On this Veteran’s Day 2013, with thousands of our fellow citizens in faraway lands fighting in our name, I thought I’d share a memory from a long ago veteran that might remind us again of the costs of war, even for those who come home safely.
It was a lovely late spring day in St. Louis 1945. Lieutenant Isham Reavis had just returned home on a 60-day leave from his time in the European theater where he had been captured, spent four months in German prison camp, escaped, then in a period of ten days met and married my mother, a member of the Polish resistance, as he and wandered eastern Europe in search of an American mission.
It had been a trying time, to say the least, and he still anxiously awaited word on his new bride’s attempts to escape Soviet occupation and join him in the USA.
The day after his return home he grabbed his golf clubs, and headed for the municipal course in Forest Park where he was teamed with a man and two women, each teachers in their 20’s. Golf had long been one of Isham’s escapes, and with a club in his hands and the green grass beckoning, there was nowhere else he’d rather be.

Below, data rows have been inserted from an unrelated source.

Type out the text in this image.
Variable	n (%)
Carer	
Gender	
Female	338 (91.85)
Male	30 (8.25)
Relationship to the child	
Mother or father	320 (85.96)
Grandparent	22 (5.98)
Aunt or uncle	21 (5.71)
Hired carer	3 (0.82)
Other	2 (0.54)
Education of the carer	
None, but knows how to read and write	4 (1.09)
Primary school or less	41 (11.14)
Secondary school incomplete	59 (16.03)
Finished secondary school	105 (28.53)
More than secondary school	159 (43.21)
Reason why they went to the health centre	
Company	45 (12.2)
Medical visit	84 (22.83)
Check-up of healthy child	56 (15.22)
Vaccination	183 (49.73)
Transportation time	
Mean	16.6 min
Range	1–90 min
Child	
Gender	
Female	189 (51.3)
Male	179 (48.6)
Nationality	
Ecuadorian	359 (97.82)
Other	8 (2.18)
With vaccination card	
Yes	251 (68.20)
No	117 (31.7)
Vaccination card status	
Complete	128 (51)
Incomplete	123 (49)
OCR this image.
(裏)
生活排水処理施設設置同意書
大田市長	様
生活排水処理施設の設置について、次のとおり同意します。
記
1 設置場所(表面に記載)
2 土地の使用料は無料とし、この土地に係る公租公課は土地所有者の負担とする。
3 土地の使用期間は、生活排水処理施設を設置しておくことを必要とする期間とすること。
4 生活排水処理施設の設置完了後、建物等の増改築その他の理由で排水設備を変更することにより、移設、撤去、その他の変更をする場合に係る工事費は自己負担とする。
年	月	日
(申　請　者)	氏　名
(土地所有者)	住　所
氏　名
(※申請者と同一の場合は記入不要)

“Couldn’t get farther away from war than playing golf,” he thought, just for a moment without a care in the world.
They had played six holes, and Isham was about as far off his game as possible. Couldn’t hit a thing, couldn’t putt worth a damn. But it didn’t matter in the least. He was home and safe.
The course was crowded that day, and they had to wait to hit their drives on every hole. When they arrived at the par four seventh, the two women went over and sat on a small bench behind the tee box. Their male friend came over to where Isham was taking a few practice swings off to the side.
“You a soldier?” he asked.
“Been in combat, too?”
The man asked these questions like going through a checklist. Isham didn’t pay it any mind, just answered, and kept working on his takeaway.
“When did you come back?” the man wondered.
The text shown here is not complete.